The final debt limit deal negotiated between the White House and House Republican leaders set a defense topline of $886 billion for fiscal year 2024, which matches the administration’s request (Defense Daily, May 30).

In contrast, the House Appropriations Committee’s mark for the defense appropriation bill (HAC-D), released Wednesday, funded the submarine tender at $1.54 billion, and did not include funding to buy LPD-33. 

The bills also clash on which ships the Navy would be allowed to decommission early.

The Navy’s FY ‘24 budget request seeks to retire the USS Cowpens (CG-63), Shiloh (CG-67), and Vicksburg (CG-69) Ticonderoga-class guided-missile cruisers two to three years earlier than expected; USS Germantown (LSD-42), Gunston Hall (LSD-44), and Tortuga (LSD-46) amphibious dock landing ships two to six years earlier than planned; and the Independence-class Littoral Combat Ships USS Jackson (LCS-6) and Montgomery (LCS-8). The service was already planning to also retire the USS Antietam (CG-54) and Leyte Gulf (CG-55) cruisers and the USS San Juan (SSN-751) Los Angeles-class attack submarine in FY ‘24.

The HASC seapower and projection forces subcommittee’s mark would not let the Navy retire or inactivate the USS Germantown, Gunston Hall and Tortuga LSDs; USS Shiloh and Cowpens cruisers; and overall prevent the Navy from retiring more than three other guided-missile cruisers but also allows the Navy to retire any additional Littoral Combat Ships (LCS) it wants (Defense Daily, June 12).

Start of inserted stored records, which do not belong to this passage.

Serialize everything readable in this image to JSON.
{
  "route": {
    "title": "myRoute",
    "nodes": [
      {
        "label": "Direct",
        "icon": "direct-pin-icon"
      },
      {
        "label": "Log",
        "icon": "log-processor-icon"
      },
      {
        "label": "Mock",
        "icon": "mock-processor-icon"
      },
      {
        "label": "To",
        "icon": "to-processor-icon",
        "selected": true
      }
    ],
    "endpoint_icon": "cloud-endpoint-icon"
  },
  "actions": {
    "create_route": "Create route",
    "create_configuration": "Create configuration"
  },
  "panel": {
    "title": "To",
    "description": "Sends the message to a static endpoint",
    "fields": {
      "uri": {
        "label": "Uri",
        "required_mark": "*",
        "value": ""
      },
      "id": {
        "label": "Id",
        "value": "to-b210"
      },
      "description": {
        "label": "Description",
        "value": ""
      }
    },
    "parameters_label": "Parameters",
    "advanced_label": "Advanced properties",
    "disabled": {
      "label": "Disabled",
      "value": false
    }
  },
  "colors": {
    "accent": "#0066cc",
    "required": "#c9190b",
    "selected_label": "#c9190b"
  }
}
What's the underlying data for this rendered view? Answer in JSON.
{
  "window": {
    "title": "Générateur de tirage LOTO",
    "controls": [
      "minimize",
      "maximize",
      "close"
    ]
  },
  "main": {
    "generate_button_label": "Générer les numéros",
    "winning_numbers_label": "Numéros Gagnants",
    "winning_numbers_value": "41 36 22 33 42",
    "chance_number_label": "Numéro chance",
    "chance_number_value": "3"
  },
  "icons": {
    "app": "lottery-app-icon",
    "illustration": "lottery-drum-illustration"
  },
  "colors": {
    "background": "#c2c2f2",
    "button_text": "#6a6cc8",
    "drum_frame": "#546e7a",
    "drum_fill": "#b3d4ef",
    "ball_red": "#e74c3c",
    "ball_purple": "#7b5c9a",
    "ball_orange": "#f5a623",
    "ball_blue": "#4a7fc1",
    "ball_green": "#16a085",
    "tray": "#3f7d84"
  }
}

However, the House Appropriations Committee’s defense bill mark restricts the Navy from decommissioning any LCS, the Germantown or the Tortuga but would allow the Navy to retire any of the aging cruisers.

The Navy earlier tried retiring CG-69, LSD-42, LSD-44 and LSD-46 in FY ‘23, but Congress prohibited them from doing so.

Members of Congress have sought to retain some cruisers through their expected 35-year service lives to maintain a higher number of vertical launch system (VLS) missiles and amphibious ships to keep the minimum of 31 vessels. However, top Navy officials argue many of these ships have been previously overworked and under-serviced during the Iraq and Afghanistan wars, leading to more difficulties in maintaining them.

In March, Secretary of the Navy Carlos Del Toro said many of these ships are aging out of their usefulness and the Navy cannot deploy the VLS cells if the ships keep getting stuck in maintenance piers. However, Del Toro said of the five cruisers the Navy wants to retire, he sees utility in investing resources into three of them to extend their lives to another one to two deployments each (Defense Daily, March 28)

Del Toro insisted the CG-63 and CG-69 are not salvageable, regardless of how much money is put into them, but at least LSD-46 can use funds to complete its maintenance availability and be useful. He also noted LSD-42 is beyond saving, like the two cruisers.